S&P Global noted the Philippines’ manufacturing PMI was the fastest in three months, mostly due to moderate improvements in output and new orders.
“According to anecdotal evidence, greater client appetite helped boost factory orders, with firms then scaling up production,” it said.
However, S&P Global noted that growth might have only been driven by domestic demand, as foreign demand contracted for the seventh straight month. This reflected a slump in demand from China and other major economies amid a global slowdown.
“Though Filipino manufacturers saw inflows of new business increase during September, foreign demand for Filipino manufactured goods weakened,” it added.

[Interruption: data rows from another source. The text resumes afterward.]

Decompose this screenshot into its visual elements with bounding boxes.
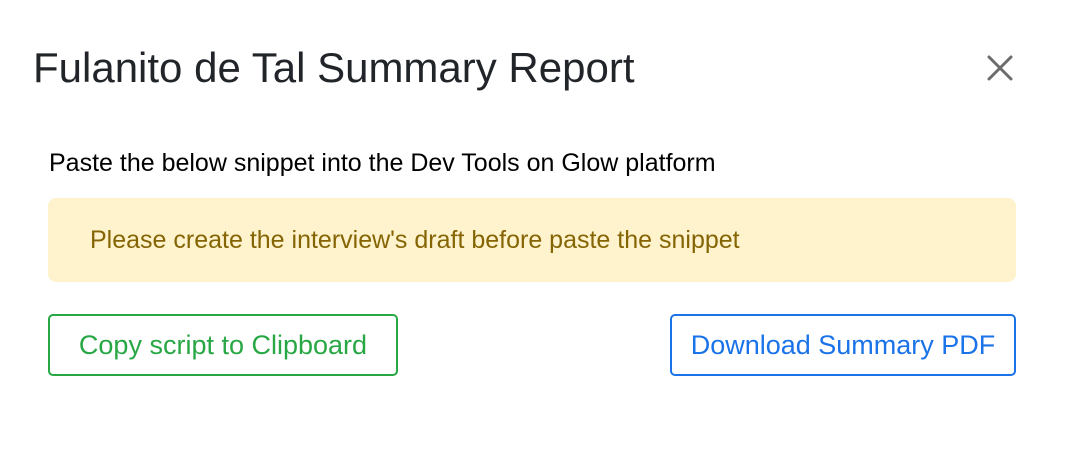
warning-alert-text: Please create the interview's draft befo…	[90, 225, 740, 254]
copy-script-button[interactable]: Copy script to Clipboard	[48, 314, 398, 376]
close-icon	[987, 55, 1013, 81]
download-summary-pdf-button[interactable]: Download Summary PDF	[670, 314, 1016, 376]
modal-title: Fulanito de Tal Summary Report	[33, 44, 635, 91]
warning-alert: Please create the interview's draft befo…	[48, 198, 1016, 282]
instruction-text: Paste the below snippet into the Dev Too…	[49, 149, 716, 177]
close-button[interactable]	[976, 44, 1024, 92]
summary-report-modal: Fulanito de Tal Summary Report Paste the…	[0, 0, 1072, 458]
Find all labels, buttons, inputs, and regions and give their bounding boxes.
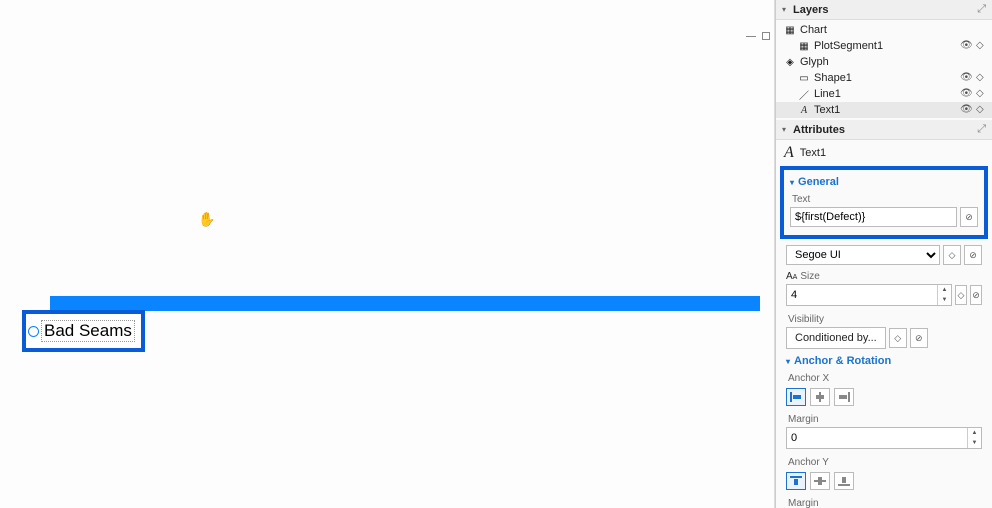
eye-icon[interactable]: 👁: [960, 40, 972, 52]
font-size-icon: AA: [786, 271, 797, 282]
layer-shape[interactable]: ▭ Shape1 👁 ◇: [776, 70, 992, 86]
text-mark-selection[interactable]: Bad Seams: [22, 310, 145, 352]
anchor-x-buttons: [786, 386, 982, 410]
layer-chart[interactable]: ▦ Chart: [776, 22, 992, 38]
layer-line[interactable]: ／ Line1 👁 ◇: [776, 86, 992, 102]
layers-title: Layers: [793, 4, 977, 16]
text-mark-label[interactable]: Bad Seams: [41, 320, 135, 342]
bar-shape[interactable]: [50, 296, 760, 311]
attributes-selected-label: Text1: [800, 147, 826, 159]
chevron-down-icon: ▾: [790, 178, 794, 187]
bind-icon[interactable]: ⊘: [970, 285, 982, 305]
margin-x-label: Margin: [786, 410, 982, 427]
canvas-window-controls: [746, 32, 770, 40]
anchor-y-label: Anchor Y: [786, 453, 982, 470]
bind-icon[interactable]: ⊘: [960, 207, 978, 227]
shape-icon: ▭: [798, 72, 810, 84]
pin-icon[interactable]: ⤢: [977, 3, 986, 16]
layer-plotsegment[interactable]: ▦ PlotSegment1 👁 ◇: [776, 38, 992, 54]
bind-icon[interactable]: ⊘: [910, 328, 928, 348]
anchor-y-top-button[interactable]: [786, 472, 806, 490]
canvas-area[interactable]: Bad Seams ✋: [0, 0, 775, 508]
attributes-selected-row: A Text1: [776, 140, 992, 166]
eraser-icon[interactable]: ◇: [976, 72, 988, 84]
anchor-x-center-button[interactable]: [810, 388, 830, 406]
margin-y-label: Margin: [786, 494, 982, 508]
general-section-header[interactable]: ▾ General: [790, 174, 978, 190]
layers-panel-header[interactable]: ▾ Layers ⤢: [776, 0, 992, 20]
eraser-icon[interactable]: ◇: [976, 40, 988, 52]
bind-icon[interactable]: ⊘: [964, 245, 982, 265]
eraser-icon[interactable]: ◇: [976, 104, 988, 116]
anchor-section-header[interactable]: ▾ Anchor & Rotation: [786, 353, 982, 369]
chevron-down-icon: ▾: [786, 357, 790, 366]
eraser-icon[interactable]: ◇: [976, 88, 988, 100]
rotate-handle-icon[interactable]: [28, 326, 39, 337]
chart-icon: ▦: [784, 24, 796, 36]
size-spinner[interactable]: ▲▼: [937, 285, 951, 305]
pin-icon[interactable]: ⤢: [977, 123, 986, 136]
attributes-title: Attributes: [793, 124, 977, 136]
text-prop-label: Text: [790, 190, 978, 207]
margin-x-spinner[interactable]: ▲▼: [967, 428, 981, 448]
chevron-down-icon: ▾: [782, 5, 790, 14]
eye-icon[interactable]: 👁: [960, 88, 972, 100]
conditioned-by-button[interactable]: Conditioned by...: [786, 327, 886, 349]
glyph-icon: ◈: [784, 56, 796, 68]
layer-glyph[interactable]: ◈ Glyph: [776, 54, 992, 70]
margin-x-input[interactable]: ▲▼: [786, 427, 982, 449]
anchor-x-label: Anchor X: [786, 369, 982, 386]
text-type-icon: A: [784, 144, 794, 162]
clear-icon[interactable]: ◇: [889, 328, 907, 348]
eye-icon[interactable]: 👁: [960, 104, 972, 116]
text-input[interactable]: [790, 207, 957, 227]
chevron-down-icon: ▾: [782, 125, 790, 134]
side-panel: ▾ Layers ⤢ ▦ Chart ▦ PlotSegment1 👁 ◇ ◈ …: [775, 0, 992, 508]
size-input[interactable]: ▲▼: [786, 284, 952, 306]
anchor-y-middle-button[interactable]: [810, 472, 830, 490]
layer-text[interactable]: A Text1 👁 ◇: [776, 102, 992, 118]
maximize-icon[interactable]: [762, 32, 770, 40]
line-icon: ／: [798, 88, 810, 100]
text-icon: A: [798, 104, 810, 116]
minimize-icon[interactable]: [746, 36, 756, 37]
general-section-highlight: ▾ General Text ⊘: [780, 166, 988, 239]
size-label: Size: [800, 271, 819, 282]
eye-icon[interactable]: 👁: [960, 72, 972, 84]
anchor-y-buttons: [786, 470, 982, 494]
clear-icon[interactable]: ◇: [943, 245, 961, 265]
visibility-label: Visibility: [786, 310, 982, 327]
attributes-panel-header[interactable]: ▾ Attributes ⤢: [776, 120, 992, 140]
plotsegment-icon: ▦: [798, 40, 810, 52]
anchor-x-right-button[interactable]: [834, 388, 854, 406]
layers-tree: ▦ Chart ▦ PlotSegment1 👁 ◇ ◈ Glyph ▭ Sha…: [776, 20, 992, 120]
anchor-x-left-button[interactable]: [786, 388, 806, 406]
clear-icon[interactable]: ◇: [955, 285, 967, 305]
font-select[interactable]: Segoe UI: [786, 245, 940, 265]
anchor-y-bottom-button[interactable]: [834, 472, 854, 490]
hand-cursor-icon: ✋: [198, 211, 215, 228]
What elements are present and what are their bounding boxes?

Still, as a result of better demand and output, firms purchased additional inputs for production.
According to S&P Global, firms are expecting greater demand so they increased both pre- and post-production stocks more quickly in September than in August.
Manufacturing firms also expanded their workforce for the fifth straight month, with the pace in September being the second fastest in the last five months.
However, vendor performance deteriorated for a second consecutive month, while average lead times lengthened to its highest in six months, S&P Global said, citing shipping delays and port congestion.
“If supplies can’t be delivered, this could slow overall production as raw materials and intermediate components can’t be sourced immediately,” said ING Bank N.V. Manila Senior Economist Nicholas Antonio T. Mapa.
Still, with improved demand conditions and regardless of persistent supply chain pressures, producers reported the first rise in work outstanding since February 2016.
“That said, inflation rates remained sharp and could still be harmful to demand conditions, with firms citing rising material and energy prices, alongside an unfavorable exchange rate, which could place upward pressure on costs,” Ms. Baluch said, mentioning how production is still being impeded by supply chain issues.
The Bangko Sentral ng Pilipinas (BSP) estimated a 6.6-7.4% print in September, higher than 6.3% in August and way beyond its target of 2-4%.
A median estimate from a BusinessWorld poll of 13 analysts suggested that headline inflation will likely reach a fresh peak of 6.7% in September amid higher electricity rates and food prices, as well as the continued weakening of the peso versus the dollar.
During the data collection period of Sept. 12 to 23, S&P Global said that inflationary pressures eased, with input price inflation specifically easing to a 20-month low.
“That said, the pace of charge inflation was still historically elevated with firms choosing to pass costs on to customers,” it added.
Manufacturing firms remained positive despite supply chain disruptions, as demand conditions improved, with the degree of optimism at its peak since August 2018.
“Overall, sustained growth across the sector has meant that firms are largely optimistic in regards to expansion in output in the future,” Ms. Baluch said.
ING’s Mr. Mapa attributed the optimism to the further reopening of the economy as the government already signaled how lockdowns are in the rear view.
However, “rising inflation could dampen demand eventually and slow PMI in the future,” he said in a Viber message. “The general consensus that recession for developed markets is around the corner is also a concern.”
In a note, Rizal Commercial Banking Corp. Chief Economist Michael L. Ricafort said that manufacturers increased their production activities amid anticipated demand in the fourth quarter due to the Christmas season, as well as the further easing of movement restrictions.
Mr. Ricafort noted, however, that the 52.9 PMI reading is still below the four-year high of 54.3 recorded in April, as the manufacturing sector is still weighed down by elevated inflation, higher interest rates, a weaker peso, and risks of a recession in the US, as well as a growth slowdown in China.
Likewise, economist John Paolo R. Rivera from the Asian Institute of Management said that increased demand as the economy reopened and the approaching holiday season drove the uptick in PMI.
“[Yet] this would put pressure on inflation if manufacturing cannot cope with demand,” he added via Viber.